(en)quo(s) vs (en)sym(s)
Capture the essence of this twitter discussion somewhere:
https://twitter.com/JennyBryan/status/1088859123658018816
Summary: enquo() is a better all-purpose default quotation mechanism to recommend than ensym(). That is, if you're only going to learn 1 of these, make it enquo().
So I think what we thought we were buying with ensym() was some guarantee that the object would actually resolve to a column name or error.
We don't get that with enquo(), so it might also be worth discussing the pattern for getting that back. Unless I've missed it, I don't see an rlang function to test whether a quosure contains something that is a symbol. It's not is_symbol or is_symbolic.
Thinking one step further than this, if such a function does exist, and you were going to recommend it be combined with enquo(), I'd have to ask why not combine the two into one function? So it would be something like enquo_sym() that captures an expression and an environment, and errors if the expression is not a symbol.

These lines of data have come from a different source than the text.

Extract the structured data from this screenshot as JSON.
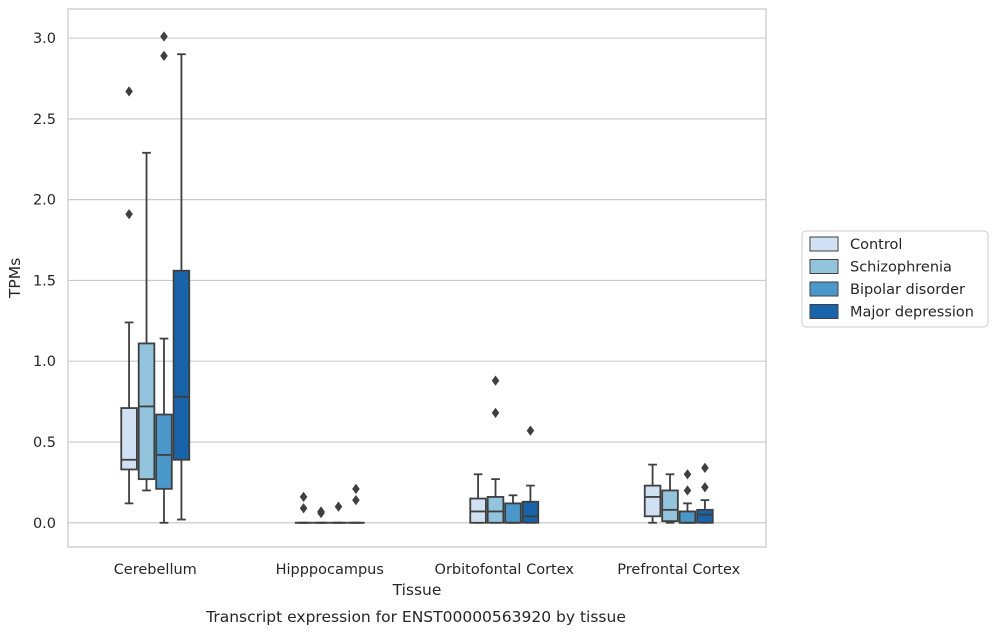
{
  "caption": "Transcript expression for ENST00000563920 by tissue",
  "colors": {
    "Control": "#cfe1f2",
    "Schizophrenia": "#93c4de",
    "Bipolar disorder": "#4a98c9",
    "Major depression": "#1764ab",
    "line": "#3f3f3f",
    "grid": "#cccccc"
  },
  "chart_data": {
    "type": "boxplot",
    "xlabel": "Tissue",
    "ylabel": "TPMs",
    "ylim": [
      -0.15,
      3.18
    ],
    "yticks": [
      0.0,
      0.5,
      1.0,
      1.5,
      2.0,
      2.5,
      3.0
    ],
    "ytick_labels": [
      "0.0",
      "0.5",
      "1.0",
      "1.5",
      "2.0",
      "2.5",
      "3.0"
    ],
    "grid": "horizontal",
    "legend_position": "right",
    "categories": [
      "Cerebellum",
      "Hipppocampus",
      "Orbitofontal Cortex",
      "Prefrontal Cortex"
    ],
    "series": [
      {
        "name": "Control",
        "boxes": [
          {
            "whislo": 0.12,
            "q1": 0.33,
            "med": 0.39,
            "q3": 0.71,
            "whishi": 1.24,
            "fliers": [
              1.91,
              2.67
            ]
          },
          {
            "whislo": 0.0,
            "q1": 0.0,
            "med": 0.0,
            "q3": 0.0,
            "whishi": 0.0,
            "fliers": [
              0.09,
              0.16
            ]
          },
          {
            "whislo": 0.0,
            "q1": 0.0,
            "med": 0.07,
            "q3": 0.15,
            "whishi": 0.3,
            "fliers": []
          },
          {
            "whislo": 0.0,
            "q1": 0.04,
            "med": 0.16,
            "q3": 0.23,
            "whishi": 0.36,
            "fliers": []
          }
        ]
      },
      {
        "name": "Schizophrenia",
        "boxes": [
          {
            "whislo": 0.2,
            "q1": 0.27,
            "med": 0.72,
            "q3": 1.11,
            "whishi": 2.29,
            "fliers": []
          },
          {
            "whislo": 0.0,
            "q1": 0.0,
            "med": 0.0,
            "q3": 0.0,
            "whishi": 0.0,
            "fliers": [
              0.06,
              0.07
            ]
          },
          {
            "whislo": 0.0,
            "q1": 0.0,
            "med": 0.07,
            "q3": 0.16,
            "whishi": 0.27,
            "fliers": [
              0.68,
              0.88
            ]
          },
          {
            "whislo": 0.0,
            "q1": 0.01,
            "med": 0.08,
            "q3": 0.2,
            "whishi": 0.3,
            "fliers": []
          }
        ]
      },
      {
        "name": "Bipolar disorder",
        "boxes": [
          {
            "whislo": 0.0,
            "q1": 0.21,
            "med": 0.42,
            "q3": 0.67,
            "whishi": 1.14,
            "fliers": [
              2.89,
              3.01
            ]
          },
          {
            "whislo": 0.0,
            "q1": 0.0,
            "med": 0.0,
            "q3": 0.0,
            "whishi": 0.0,
            "fliers": [
              0.1
            ]
          },
          {
            "whislo": 0.0,
            "q1": 0.0,
            "med": 0.0,
            "q3": 0.12,
            "whishi": 0.17,
            "fliers": []
          },
          {
            "whislo": 0.0,
            "q1": 0.0,
            "med": 0.0,
            "q3": 0.07,
            "whishi": 0.12,
            "fliers": [
              0.2,
              0.3
            ]
          }
        ]
      },
      {
        "name": "Major depression",
        "boxes": [
          {
            "whislo": 0.02,
            "q1": 0.39,
            "med": 0.78,
            "q3": 1.56,
            "whishi": 2.9,
            "fliers": []
          },
          {
            "whislo": 0.0,
            "q1": 0.0,
            "med": 0.0,
            "q3": 0.0,
            "whishi": 0.0,
            "fliers": [
              0.14,
              0.21
            ]
          },
          {
            "whislo": 0.0,
            "q1": 0.0,
            "med": 0.04,
            "q3": 0.13,
            "whishi": 0.23,
            "fliers": [
              0.57
            ]
          },
          {
            "whislo": 0.0,
            "q1": 0.0,
            "med": 0.05,
            "q3": 0.08,
            "whishi": 0.14,
            "fliers": [
              0.22,
              0.34
            ]
          }
        ]
      }
    ]
  }
}
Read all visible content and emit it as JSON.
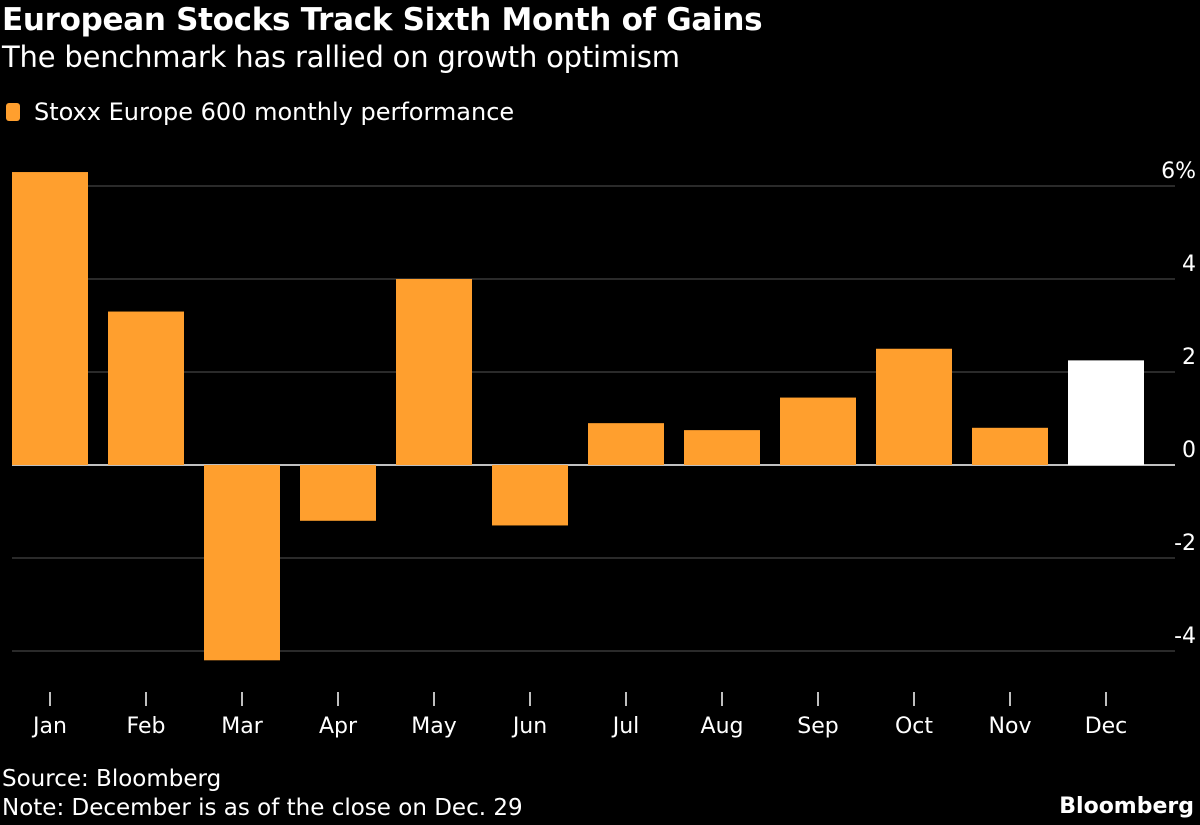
{
  "colors": {
    "background": "#000000",
    "bar": "#ff9f2e",
    "bar_highlight": "#ffffff",
    "grid": "#555555",
    "text": "#ffffff"
  },
  "footer": {
    "source": "Source: Bloomberg",
    "note": "Note: December is as of the close on Dec. 29",
    "brand": "Bloomberg"
  },
  "chart_data": {
    "type": "bar",
    "title": "European Stocks Track Sixth Month of Gains",
    "subtitle": "The benchmark has rallied on growth optimism",
    "legend": "Stoxx Europe 600 monthly performance",
    "categories": [
      "Jan",
      "Feb",
      "Mar",
      "Apr",
      "May",
      "Jun",
      "Jul",
      "Aug",
      "Sep",
      "Oct",
      "Nov",
      "Dec"
    ],
    "series": [
      {
        "name": "Stoxx Europe 600 monthly performance",
        "values": [
          6.3,
          3.3,
          -4.2,
          -1.2,
          4.0,
          -1.3,
          0.9,
          0.75,
          1.45,
          2.5,
          0.8,
          2.25
        ]
      }
    ],
    "highlight_category": "Dec",
    "y_ticks": [
      6,
      4,
      2,
      0,
      -2,
      -4
    ],
    "y_tick_labels": [
      "6%",
      "4",
      "2",
      "0",
      "-2",
      "-4"
    ],
    "ylim": [
      -4.8,
      6.6
    ],
    "xlabel": "",
    "ylabel": "",
    "grid": true,
    "y_axis_position": "right"
  }
}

So I think what we thought we were buying with
ensym()was some guarantee that the object would actually resolve to a column name or error.We don't get that with
enquo(), so it might also be worth discussing the pattern for getting that back.
Re: getting this guarantee "back". This property isn't born out by the use of either ensym() (or enquo()). But enquo() comes the closest, in the sense of having a more limited scope when the quoted user input is evaluated.
library(tidyverse)
summarise_ensym <- function(.data, summarise_col) {
Spal.Length <- rep_len(0, nrow(iris))
.data %>%
group_by(Species) %>%
summarise(
avg = mean(!!ensym(summarise_col))
)
}
summarise_enquo <- function(.data, summarise_col) {
Spal.Length <- rep_len(0, nrow(iris))
.data %>%
group_by(Species) %>%
summarise(
avg = mean(!!enquo(summarise_col))
)
}
## Same result when all is well, e.g. no unfortunate typos / name collisions
summarise_ensym(iris, Sepal.Length)
#> # A tibble: 3 x 2
#> Species avg
#> <fct> <dbl>
#> 1 setosa 5.01
#> 2 versicolor 5.94
#> 3 virginica 6.59
summarise_enquo(iris, Sepal.Length)
#> # A tibble: 3 x 2
#> Species avg
#> <fct> <dbl>
#> 1 setosa 5.01
#> 2 versicolor 5.94
#> 3 virginica 6.59
## evaluation of the `ensym()`d input happens with execution env in scope
summarise_ensym(iris, Spal.Length)
#> # A tibble: 3 x 2
#> Species avg
#> <fct> <dbl>
#> 1 setosa 0
#> 2 versicolor 0
#> 3 virginica 0
## not so with `enquo()`d input
summarise_enquo(iris, Spal.Length)
#> Error in ~Spal.Length: object 'Spal.Length' not found
## however both can still find the "wrong" object in global env
## although execution env is still consulted first for `ensym()`d user input
Spal.Length <- rep_len(50, nrow(iris))
summarise_ensym(iris, Spal.Length)
#> # A tibble: 3 x 2
#> Species avg
#> <fct> <dbl>
#> 1 setosa 0
#> 2 versicolor 0
#> 3 virginica 0
summarise_enquo(iris, Spal.Length)
#> # A tibble: 3 x 2
#> Species avg
#> <fct> <dbl>
#> 1 setosa 50
#> 2 versicolor 50
#> 3 virginica 50
Ptal.Width <- rep_len(1000, nrow(iris))
summarise_ensym(iris, Ptal.Width)
#> # A tibble: 3 x 2
#> Species avg
#> <fct> <dbl>
#> 1 setosa 1000
#> 2 versicolor 1000
#> 3 virginica 1000
summarise_enquo(iris, Ptal.Width)
#> # A tibble: 3 x 2
#> Species avg
#> <fct> <dbl>
#> 1 setosa 1000
#> 2 versicolor 1000
#> 3 virginica 1000
Created on 2019-01-28 by the reprex package (v0.2.1)
A related situation holds if these 2 functions are defined and exported in a package, i.e. now !!ensym(var) can resolve to something in the namespace environment, but !!enquo(var) does not.
I don't see an rlang function to test whether a quosure contains something that is a symbol
It is quo_is_symbol().
So I think what we thought we were buying with ensym() was some guarantee that the object would actually resolve to a column name or error.
To get this guarantee you can use .data[[mycol]], or go through tidyselect.